In Sri Vijaya Puram, gleaming pavements and digital billboards tell one side of the Smart City story. On the other, a far more chaotic scene unfolds, cows sprawled across arterial roads, snarling stray dogs chasing pedestrians, and municipal helplessness that threatens to unravel the very promise of a modern urban future. While infrastructure grows vertically, basic civic responsibilities like animal control have been left to rot on the streets.

Despite the Central Government’s substantial investment under the Smart City Mission, the city finds itself crippled by an uncontrolled rise in abandoned and stray animals. In areas such as Bathu Basti, Dollygunj, and Garacharma, traffic snarls caused by lounging cattle have become as routine as power cuts used to be in older India. Accidents are no longer just mechanical failures, they are increasingly four-legged, unpredictable, and sometimes fatal.

Equally alarming is the surge in stray dog aggression. Reports of bites, night-time chases, and unprovoked attacks have become all too common, particularly in residential colonies where uncollected waste and open garbage bins form breeding grounds for conflict. The absence of an effective animal control unit has left both residents and animals at risk, trapped in an urban standoff that shows no signs of resolution.

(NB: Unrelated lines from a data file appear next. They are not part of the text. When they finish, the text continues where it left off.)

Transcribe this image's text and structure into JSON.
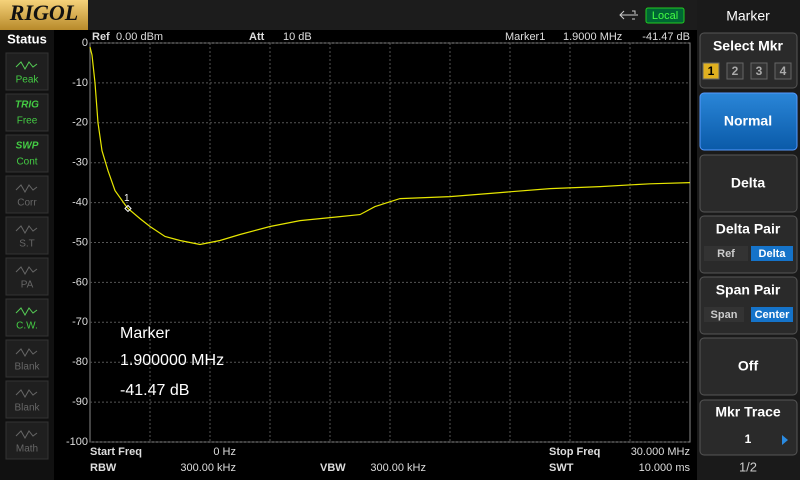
{
  "top_bar": {
    "logo": "RIGOL",
    "mode": "Local"
  },
  "status": {
    "title": "Status",
    "items": [
      {
        "top": "",
        "label": "Peak"
      },
      {
        "top": "TRIG",
        "label": "Free"
      },
      {
        "top": "SWP",
        "label": "Cont"
      },
      {
        "top": "",
        "label": "Corr"
      },
      {
        "top": "",
        "label": "S.T"
      },
      {
        "top": "",
        "label": "PA"
      },
      {
        "top": "",
        "label": "C.W."
      },
      {
        "top": "",
        "label": "Blank"
      },
      {
        "top": "",
        "label": "Blank"
      },
      {
        "top": "",
        "label": "Math"
      }
    ]
  },
  "header": {
    "ref_label": "Ref",
    "ref": "0.00 dBm",
    "att_label": "Att",
    "att": "10 dB",
    "marker_label": "Marker1",
    "marker_freq": "1.9000 MHz",
    "marker_amp": "-41.47 dB"
  },
  "footer": {
    "start_label": "Start Freq",
    "start": "0 Hz",
    "stop_label": "Stop Freq",
    "stop": "30.000 MHz",
    "rbw_label": "RBW",
    "rbw": "300.00 kHz",
    "vbw_label": "VBW",
    "vbw": "300.00 kHz",
    "swt_label": "SWT",
    "swt": "10.000 ms"
  },
  "marker_box": {
    "title": "Marker",
    "freq": "1.900000 MHz",
    "amp": "-41.47 dB"
  },
  "menu": {
    "title": "Marker",
    "select": "Select Mkr",
    "select_options": [
      "1",
      "2",
      "3",
      "4"
    ],
    "normal": "Normal",
    "delta": "Delta",
    "delta_pair": "Delta Pair",
    "delta_pair_options": [
      "Ref",
      "Delta"
    ],
    "span_pair": "Span Pair",
    "span_pair_options": [
      "Span",
      "Center"
    ],
    "off": "Off",
    "mkr_trace": "Mkr Trace",
    "mkr_trace_value": "1",
    "page": "1/2"
  },
  "chart_data": {
    "type": "line",
    "color": "#e6e600",
    "xlim": [
      0,
      30
    ],
    "ylim": [
      -100,
      0
    ],
    "yticks": [
      0,
      -10,
      -20,
      -30,
      -40,
      -50,
      -60,
      -70,
      -80,
      -90,
      -100
    ],
    "grid": true,
    "x": [
      0,
      0.1,
      0.25,
      0.4,
      0.6,
      0.9,
      1.25,
      1.75,
      1.9,
      2.5,
      3,
      3.75,
      4.5,
      5.5,
      6.5,
      7.5,
      9,
      10.5,
      12.5,
      13.5,
      14.25,
      15.5,
      18,
      20.5,
      23,
      25.5,
      28,
      30
    ],
    "values": [
      -1,
      -3,
      -10,
      -20,
      -27,
      -32,
      -37,
      -40.5,
      -41.47,
      -44,
      -46,
      -48.5,
      -49.5,
      -50.5,
      -49.5,
      -48,
      -46,
      -44.5,
      -43.5,
      -43,
      -41,
      -39,
      -38.5,
      -37.5,
      -36.5,
      -36,
      -35.3,
      -35
    ],
    "marker": {
      "label": "1",
      "x": 1.9,
      "y": -41.47
    }
  }
}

An official from the Port Blair Municipal Council (PBMC), requesting anonymity, painted a grim picture of the civic body’s capabilities. “We don’t have the right transport vehicles. Cows need hydraulic ramp trucks, which aren’t available on the islands. For dogs, we need dedicated catching vans. Without these, we are helpless. We get calls every day, but we cannot act,” the official admitted.

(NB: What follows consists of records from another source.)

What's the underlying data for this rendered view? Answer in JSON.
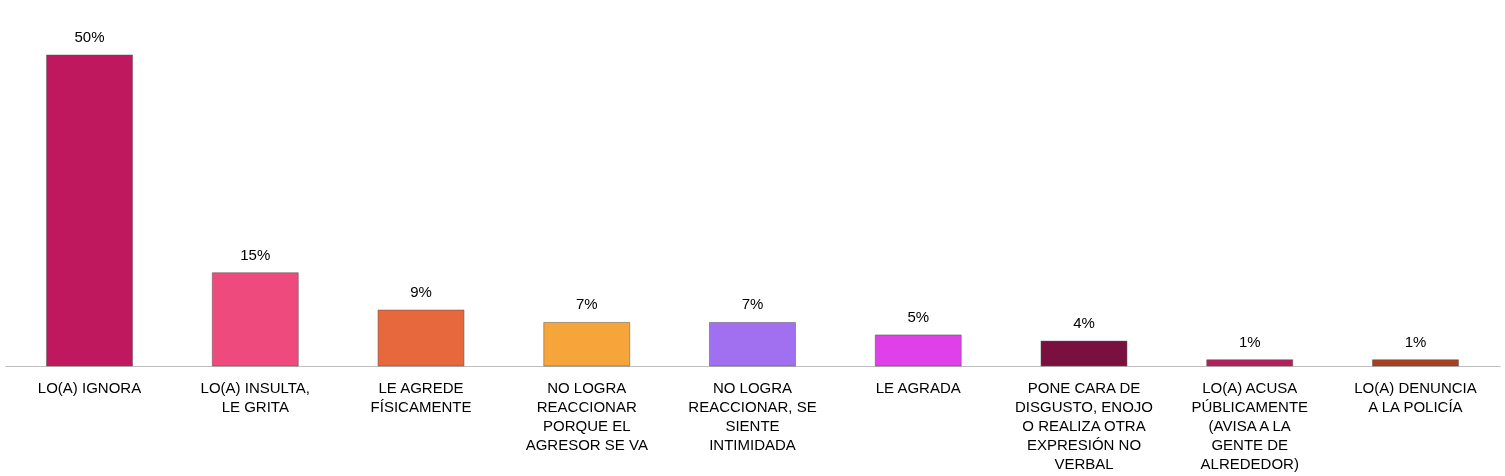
{
  "chart_data": {
    "type": "bar",
    "categories": [
      "LO(A) IGNORA",
      "LO(A) INSULTA, LE GRITA",
      "LE AGREDE FÍSICAMENTE",
      "NO LOGRA REACCIONAR PORQUE EL AGRESOR SE VA",
      "NO LOGRA REACCIONAR, SE SIENTE INTIMIDADA",
      "LE AGRADA",
      "PONE CARA DE DISGUSTO, ENOJO O REALIZA OTRA EXPRESIÓN NO VERBAL",
      "LO(A) ACUSA PÚBLICAMENTE (AVISA A LA GENTE DE ALREDEDOR)",
      "LO(A) DENUNCIA A LA POLICÍA"
    ],
    "values": [
      50,
      15,
      9,
      7,
      7,
      5,
      4,
      1,
      1
    ],
    "value_labels": [
      "50%",
      "15%",
      "9%",
      "7%",
      "7%",
      "5%",
      "4%",
      "1%",
      "1%"
    ],
    "colors": [
      "#c0185f",
      "#ef4a7e",
      "#e8683e",
      "#f5a53a",
      "#a070f0",
      "#e040e8",
      "#7a1040",
      "#b0205a",
      "#a84020"
    ],
    "grid": false
  }
}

The infrastructure gap is further amplified by the closure of most cow shelters. Of the four or five that once operated in the city, only one remains functional. The Gandhi Park shelter, which once provided refuge to abandoned cattle, has ironically been converted into a plant nursery for the same municipality now struggling with animal control. No clear explanation has emerged for the shuttering of these facilities, raising uncomfortable questions about fund allocation and transparency in the so-called smart city budget.

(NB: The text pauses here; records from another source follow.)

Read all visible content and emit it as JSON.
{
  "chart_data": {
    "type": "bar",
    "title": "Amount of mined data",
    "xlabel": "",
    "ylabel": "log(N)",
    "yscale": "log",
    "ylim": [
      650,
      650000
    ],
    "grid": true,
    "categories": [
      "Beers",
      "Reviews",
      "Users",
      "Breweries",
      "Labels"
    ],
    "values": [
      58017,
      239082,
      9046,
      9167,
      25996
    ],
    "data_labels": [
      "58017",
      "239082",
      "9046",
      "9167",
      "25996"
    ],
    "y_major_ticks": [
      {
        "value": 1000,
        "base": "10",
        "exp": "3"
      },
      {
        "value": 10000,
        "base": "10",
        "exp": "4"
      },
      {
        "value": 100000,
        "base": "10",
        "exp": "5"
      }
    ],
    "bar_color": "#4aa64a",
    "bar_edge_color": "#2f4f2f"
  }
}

Even when authorities act, rules complicate execution. By regulation, sterilised dogs must be returned to the same spot they were picked up from within a week, rendering long-term removal nearly impossible. It’s a bureaucratic paradox: act, but don’t move anything.

The lack of NGO participation makes matters worse. In most Indian cities, animal welfare groups form the last line of intervention, rescuing injured animals, assisting with sterilisation drives, and pursuing legal action in cruelty cases. In the Andaman & Nicobar Islands, such actors are conspicuously absent. Animal abuse often goes unchecked, and with no watchdogs, official or otherwise, pet abandonment is treated more as an unfortunate inevitability than a punishable offence.

But civic inaction is only half the story. Public apathy fuels the crisis. Families that can no longer afford to care for livestock or pets quietly let them loose, assuming the streets, or someone else, will absorb the fallout. What begins as personal convenience morphs into a public hazard, clogging roads, spreading disease, and straining already burdened civic systems.

What emerges is not just an animal control issue, but a warning about the selective vision of urban development. Roads, drains, and digital kiosks may check off boxes in bureaucratic dashboards, but they do little to improve everyday safety and sanitation if cows block intersections and dogs roam in packs.

In Sri Vijaya Puram, progress is being chased, but strays are being ignored. Until urban development includes humane, enforceable animal management, the dream of a brilliant city will remain just that: a dream tangled in traffic, stray fur, and public frustration.